Orem voters appear to have elected two new council members, and it is still too close to call on two incumbents vying for the third open seat on the Orem City Council.

If money and signs are any indication that those are the things that win elections, Terry D. Peterson, the frontrunner, would be the proof. He garnered the most votes in the unofficial vote tallies Tuesday.

Peterson spent the most on his campaign — $12,295.50 according to the Oct. 29 campaign finance report. He wants to re-establish Orem as “Family City U.S.A.”. To do that he would have more resident involvement, keep fees and taxes low, revamp the city’s master plan, and lower fees for youth sports and activities.

The next closest in spending was Jeffrey Lambson at $7,384.46, followed by Spencer Rands, $5,321.92; Nichelle Jensen at $5,153. Incumbents Debby Lauret and Sam Lentz spent $2,786.70 and $3,714.76 respectively.

On Tuesday, Lauret and Lentz were within about 100 votes of each other for the final spot on the council, with Lauret ahead of Lentz. Final canvass results will be presented at the council’s Nov. 19 meeting.

When voters read the platforms of the candidates running for Orem council, they can quickly notice a standout issue among almost all of them – caring for the public safety officers and first responders of the city.
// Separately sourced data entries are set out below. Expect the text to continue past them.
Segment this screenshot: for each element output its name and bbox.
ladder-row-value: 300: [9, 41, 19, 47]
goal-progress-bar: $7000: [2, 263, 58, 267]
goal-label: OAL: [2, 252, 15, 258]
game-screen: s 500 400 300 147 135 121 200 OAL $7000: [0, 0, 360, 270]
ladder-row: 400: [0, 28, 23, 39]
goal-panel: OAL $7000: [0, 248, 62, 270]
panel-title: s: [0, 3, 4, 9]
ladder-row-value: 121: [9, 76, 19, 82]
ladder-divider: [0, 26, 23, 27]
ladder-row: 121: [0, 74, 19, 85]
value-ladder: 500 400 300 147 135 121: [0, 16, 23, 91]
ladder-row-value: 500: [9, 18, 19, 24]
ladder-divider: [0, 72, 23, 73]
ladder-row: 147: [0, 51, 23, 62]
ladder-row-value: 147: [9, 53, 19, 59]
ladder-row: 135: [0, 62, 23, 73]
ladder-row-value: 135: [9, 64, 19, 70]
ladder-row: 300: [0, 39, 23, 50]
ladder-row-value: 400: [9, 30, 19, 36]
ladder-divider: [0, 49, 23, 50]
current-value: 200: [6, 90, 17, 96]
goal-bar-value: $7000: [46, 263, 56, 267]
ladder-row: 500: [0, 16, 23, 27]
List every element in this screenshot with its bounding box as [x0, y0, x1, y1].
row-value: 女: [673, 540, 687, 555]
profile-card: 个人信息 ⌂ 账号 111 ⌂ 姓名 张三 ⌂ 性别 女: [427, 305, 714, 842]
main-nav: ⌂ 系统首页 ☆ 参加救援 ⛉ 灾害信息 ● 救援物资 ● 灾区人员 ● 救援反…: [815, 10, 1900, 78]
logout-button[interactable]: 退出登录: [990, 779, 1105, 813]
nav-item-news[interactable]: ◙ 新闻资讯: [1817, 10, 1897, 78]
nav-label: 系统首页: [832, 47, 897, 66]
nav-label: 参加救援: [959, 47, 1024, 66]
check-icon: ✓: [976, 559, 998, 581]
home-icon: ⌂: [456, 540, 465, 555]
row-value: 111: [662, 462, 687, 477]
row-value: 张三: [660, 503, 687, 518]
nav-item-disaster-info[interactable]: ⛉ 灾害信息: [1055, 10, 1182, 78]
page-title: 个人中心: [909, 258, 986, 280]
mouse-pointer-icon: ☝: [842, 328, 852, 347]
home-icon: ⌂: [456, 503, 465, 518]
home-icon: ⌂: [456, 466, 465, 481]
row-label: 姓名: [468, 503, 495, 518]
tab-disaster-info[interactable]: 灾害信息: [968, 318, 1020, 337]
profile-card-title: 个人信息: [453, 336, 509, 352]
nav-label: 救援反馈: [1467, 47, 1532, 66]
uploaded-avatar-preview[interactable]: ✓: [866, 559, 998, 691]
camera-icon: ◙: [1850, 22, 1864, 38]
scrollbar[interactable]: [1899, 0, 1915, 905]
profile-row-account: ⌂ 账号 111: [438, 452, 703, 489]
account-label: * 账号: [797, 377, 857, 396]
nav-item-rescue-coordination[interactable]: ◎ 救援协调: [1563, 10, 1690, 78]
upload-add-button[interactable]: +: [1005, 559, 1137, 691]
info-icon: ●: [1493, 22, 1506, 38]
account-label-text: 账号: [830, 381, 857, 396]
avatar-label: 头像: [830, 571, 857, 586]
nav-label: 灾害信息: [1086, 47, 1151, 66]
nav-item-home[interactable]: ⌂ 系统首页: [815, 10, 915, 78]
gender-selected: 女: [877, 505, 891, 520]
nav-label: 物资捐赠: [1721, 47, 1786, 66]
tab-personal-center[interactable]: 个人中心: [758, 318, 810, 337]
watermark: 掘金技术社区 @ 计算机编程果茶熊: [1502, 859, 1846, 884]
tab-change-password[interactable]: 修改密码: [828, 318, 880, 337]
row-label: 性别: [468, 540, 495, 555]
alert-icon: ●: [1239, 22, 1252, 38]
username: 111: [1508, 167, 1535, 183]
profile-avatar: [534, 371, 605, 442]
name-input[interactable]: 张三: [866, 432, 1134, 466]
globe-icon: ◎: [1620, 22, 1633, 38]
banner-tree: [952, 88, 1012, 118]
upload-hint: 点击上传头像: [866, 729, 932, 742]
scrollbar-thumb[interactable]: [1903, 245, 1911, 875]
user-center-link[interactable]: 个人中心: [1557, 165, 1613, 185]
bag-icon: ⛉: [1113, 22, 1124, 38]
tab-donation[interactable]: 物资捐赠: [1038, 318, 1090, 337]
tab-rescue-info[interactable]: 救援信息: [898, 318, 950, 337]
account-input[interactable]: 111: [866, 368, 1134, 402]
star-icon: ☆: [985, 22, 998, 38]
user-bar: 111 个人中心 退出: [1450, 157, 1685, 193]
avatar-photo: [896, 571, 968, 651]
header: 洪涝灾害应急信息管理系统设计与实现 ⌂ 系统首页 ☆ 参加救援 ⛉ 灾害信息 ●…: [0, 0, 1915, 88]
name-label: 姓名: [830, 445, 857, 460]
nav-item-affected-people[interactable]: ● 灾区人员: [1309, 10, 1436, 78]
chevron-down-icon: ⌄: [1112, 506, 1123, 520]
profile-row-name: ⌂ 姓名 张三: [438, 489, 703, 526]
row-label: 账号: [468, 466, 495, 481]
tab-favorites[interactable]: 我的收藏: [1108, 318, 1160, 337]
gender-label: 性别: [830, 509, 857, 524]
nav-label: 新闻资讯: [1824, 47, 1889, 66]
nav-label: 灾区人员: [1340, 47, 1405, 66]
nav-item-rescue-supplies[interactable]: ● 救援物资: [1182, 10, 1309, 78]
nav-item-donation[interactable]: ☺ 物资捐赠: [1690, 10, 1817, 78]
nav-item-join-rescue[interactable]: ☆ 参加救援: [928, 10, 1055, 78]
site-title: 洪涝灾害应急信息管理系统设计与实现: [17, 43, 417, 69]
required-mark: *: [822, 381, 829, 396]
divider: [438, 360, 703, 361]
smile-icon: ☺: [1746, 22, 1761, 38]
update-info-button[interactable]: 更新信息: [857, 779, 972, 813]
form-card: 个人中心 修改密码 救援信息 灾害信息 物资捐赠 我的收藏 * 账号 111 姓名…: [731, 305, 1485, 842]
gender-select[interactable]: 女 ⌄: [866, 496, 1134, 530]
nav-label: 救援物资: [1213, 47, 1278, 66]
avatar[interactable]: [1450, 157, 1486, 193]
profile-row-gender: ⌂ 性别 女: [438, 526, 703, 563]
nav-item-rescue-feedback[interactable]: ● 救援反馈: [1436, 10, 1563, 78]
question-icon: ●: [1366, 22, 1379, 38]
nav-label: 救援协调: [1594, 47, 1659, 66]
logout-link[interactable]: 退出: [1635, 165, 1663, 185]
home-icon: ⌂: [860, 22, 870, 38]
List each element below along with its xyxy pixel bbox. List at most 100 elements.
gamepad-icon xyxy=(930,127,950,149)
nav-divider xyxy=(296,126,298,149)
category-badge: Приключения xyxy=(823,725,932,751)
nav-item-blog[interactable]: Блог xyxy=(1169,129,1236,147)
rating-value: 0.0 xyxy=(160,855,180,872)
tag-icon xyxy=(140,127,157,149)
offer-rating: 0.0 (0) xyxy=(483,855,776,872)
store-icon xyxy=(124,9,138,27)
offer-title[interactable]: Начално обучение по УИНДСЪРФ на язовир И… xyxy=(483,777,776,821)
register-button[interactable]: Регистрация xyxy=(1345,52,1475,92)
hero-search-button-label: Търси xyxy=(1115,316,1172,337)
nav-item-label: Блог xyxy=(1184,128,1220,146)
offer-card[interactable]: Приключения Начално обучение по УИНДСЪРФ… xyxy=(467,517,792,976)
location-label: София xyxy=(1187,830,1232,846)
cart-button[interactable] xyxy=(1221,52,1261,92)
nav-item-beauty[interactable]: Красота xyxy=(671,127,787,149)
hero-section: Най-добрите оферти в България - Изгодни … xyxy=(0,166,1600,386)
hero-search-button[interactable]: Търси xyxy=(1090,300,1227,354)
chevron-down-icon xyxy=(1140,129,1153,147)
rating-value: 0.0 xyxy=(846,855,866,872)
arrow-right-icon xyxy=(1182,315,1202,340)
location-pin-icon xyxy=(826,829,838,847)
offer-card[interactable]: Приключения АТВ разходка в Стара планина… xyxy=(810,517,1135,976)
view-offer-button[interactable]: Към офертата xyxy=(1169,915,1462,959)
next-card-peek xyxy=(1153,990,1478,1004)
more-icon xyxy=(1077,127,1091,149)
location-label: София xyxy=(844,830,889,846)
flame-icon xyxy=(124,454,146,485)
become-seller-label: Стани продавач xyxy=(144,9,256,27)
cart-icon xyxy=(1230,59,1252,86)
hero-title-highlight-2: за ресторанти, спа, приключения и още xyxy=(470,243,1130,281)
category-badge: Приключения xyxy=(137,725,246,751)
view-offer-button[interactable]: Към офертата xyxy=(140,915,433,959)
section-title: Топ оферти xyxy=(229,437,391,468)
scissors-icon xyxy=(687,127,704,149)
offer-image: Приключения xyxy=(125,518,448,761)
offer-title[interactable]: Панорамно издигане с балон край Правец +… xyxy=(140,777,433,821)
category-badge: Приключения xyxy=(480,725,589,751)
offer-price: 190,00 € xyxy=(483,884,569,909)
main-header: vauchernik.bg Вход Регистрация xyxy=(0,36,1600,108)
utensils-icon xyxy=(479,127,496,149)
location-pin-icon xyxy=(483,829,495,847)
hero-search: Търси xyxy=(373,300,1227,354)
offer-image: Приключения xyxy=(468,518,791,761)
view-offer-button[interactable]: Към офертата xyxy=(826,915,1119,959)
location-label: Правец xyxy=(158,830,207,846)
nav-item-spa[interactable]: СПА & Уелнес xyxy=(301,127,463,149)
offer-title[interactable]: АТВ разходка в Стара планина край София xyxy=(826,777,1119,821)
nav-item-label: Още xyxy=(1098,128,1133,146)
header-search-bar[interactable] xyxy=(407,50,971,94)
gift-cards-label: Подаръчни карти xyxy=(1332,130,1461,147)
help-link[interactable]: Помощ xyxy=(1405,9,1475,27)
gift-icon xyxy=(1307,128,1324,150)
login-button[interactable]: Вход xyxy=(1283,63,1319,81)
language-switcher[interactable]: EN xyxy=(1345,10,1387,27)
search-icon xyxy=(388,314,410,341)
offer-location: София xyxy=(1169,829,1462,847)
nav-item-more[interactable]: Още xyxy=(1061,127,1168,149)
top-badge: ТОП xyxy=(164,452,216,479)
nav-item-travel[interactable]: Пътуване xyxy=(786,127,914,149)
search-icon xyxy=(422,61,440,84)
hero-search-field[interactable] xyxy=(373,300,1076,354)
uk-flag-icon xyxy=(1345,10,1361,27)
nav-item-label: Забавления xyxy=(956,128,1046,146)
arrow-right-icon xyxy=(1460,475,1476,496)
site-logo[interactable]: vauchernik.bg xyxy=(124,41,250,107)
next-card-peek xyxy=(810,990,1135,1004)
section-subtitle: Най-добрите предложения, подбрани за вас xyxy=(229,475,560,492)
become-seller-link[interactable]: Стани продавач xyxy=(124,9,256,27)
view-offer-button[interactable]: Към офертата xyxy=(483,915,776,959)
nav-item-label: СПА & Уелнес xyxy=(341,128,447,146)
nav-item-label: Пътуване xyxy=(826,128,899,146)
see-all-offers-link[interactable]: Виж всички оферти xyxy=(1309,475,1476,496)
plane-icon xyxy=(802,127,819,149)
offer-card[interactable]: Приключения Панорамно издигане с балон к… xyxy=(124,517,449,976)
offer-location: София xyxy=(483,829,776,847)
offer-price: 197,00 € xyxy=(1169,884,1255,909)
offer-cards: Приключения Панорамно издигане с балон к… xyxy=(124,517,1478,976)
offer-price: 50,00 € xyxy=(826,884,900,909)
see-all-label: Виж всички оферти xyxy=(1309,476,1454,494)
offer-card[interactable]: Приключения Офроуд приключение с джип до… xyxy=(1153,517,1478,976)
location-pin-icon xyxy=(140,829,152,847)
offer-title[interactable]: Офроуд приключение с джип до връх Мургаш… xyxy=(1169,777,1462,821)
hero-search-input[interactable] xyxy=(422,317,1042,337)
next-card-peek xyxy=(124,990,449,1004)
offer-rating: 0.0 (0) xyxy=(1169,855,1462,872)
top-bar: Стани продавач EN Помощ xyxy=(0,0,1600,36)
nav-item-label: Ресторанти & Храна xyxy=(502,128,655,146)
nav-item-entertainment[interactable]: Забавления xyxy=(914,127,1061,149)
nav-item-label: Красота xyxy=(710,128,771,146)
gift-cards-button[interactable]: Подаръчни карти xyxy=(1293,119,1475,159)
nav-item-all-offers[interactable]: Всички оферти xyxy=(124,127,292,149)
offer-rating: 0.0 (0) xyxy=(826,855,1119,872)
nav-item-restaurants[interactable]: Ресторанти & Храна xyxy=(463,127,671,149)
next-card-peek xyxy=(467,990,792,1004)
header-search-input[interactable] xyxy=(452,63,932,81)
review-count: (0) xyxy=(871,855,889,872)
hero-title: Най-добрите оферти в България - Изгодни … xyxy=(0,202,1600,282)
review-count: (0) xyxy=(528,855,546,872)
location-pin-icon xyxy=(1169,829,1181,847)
This single issue seems to have be a driving force in the fall campaign season. Police and fire officers are leaving at a steady pace from Orem, claiming wages and benefits are stagnant and they can no longer afford to live within the city they protect.

Other issues candidates addressed include the ever present growth issues, transportation, affordable housing and community unity.

UTOPIA, which has been a pet project of Lentz, was not in the top concerns of most of the other candidates. They are more concerned about fiscal responsibility and sustainability.

Jensen said her top concerns were the city’s sustainability and environmental issue. She wants to provide other transportation options and is concerned about the lack of affordable housing and wants to assess high-density housing in the city. She appeared to be the only candidate that had environmental and climate issue in her top tier of issues.

The new council members will join Tom McDonald, David Spencer and Brent Sumner on the Council and Mayor Richard Brunst a voting member on the council.

New candidates will be sworn in the first week of January.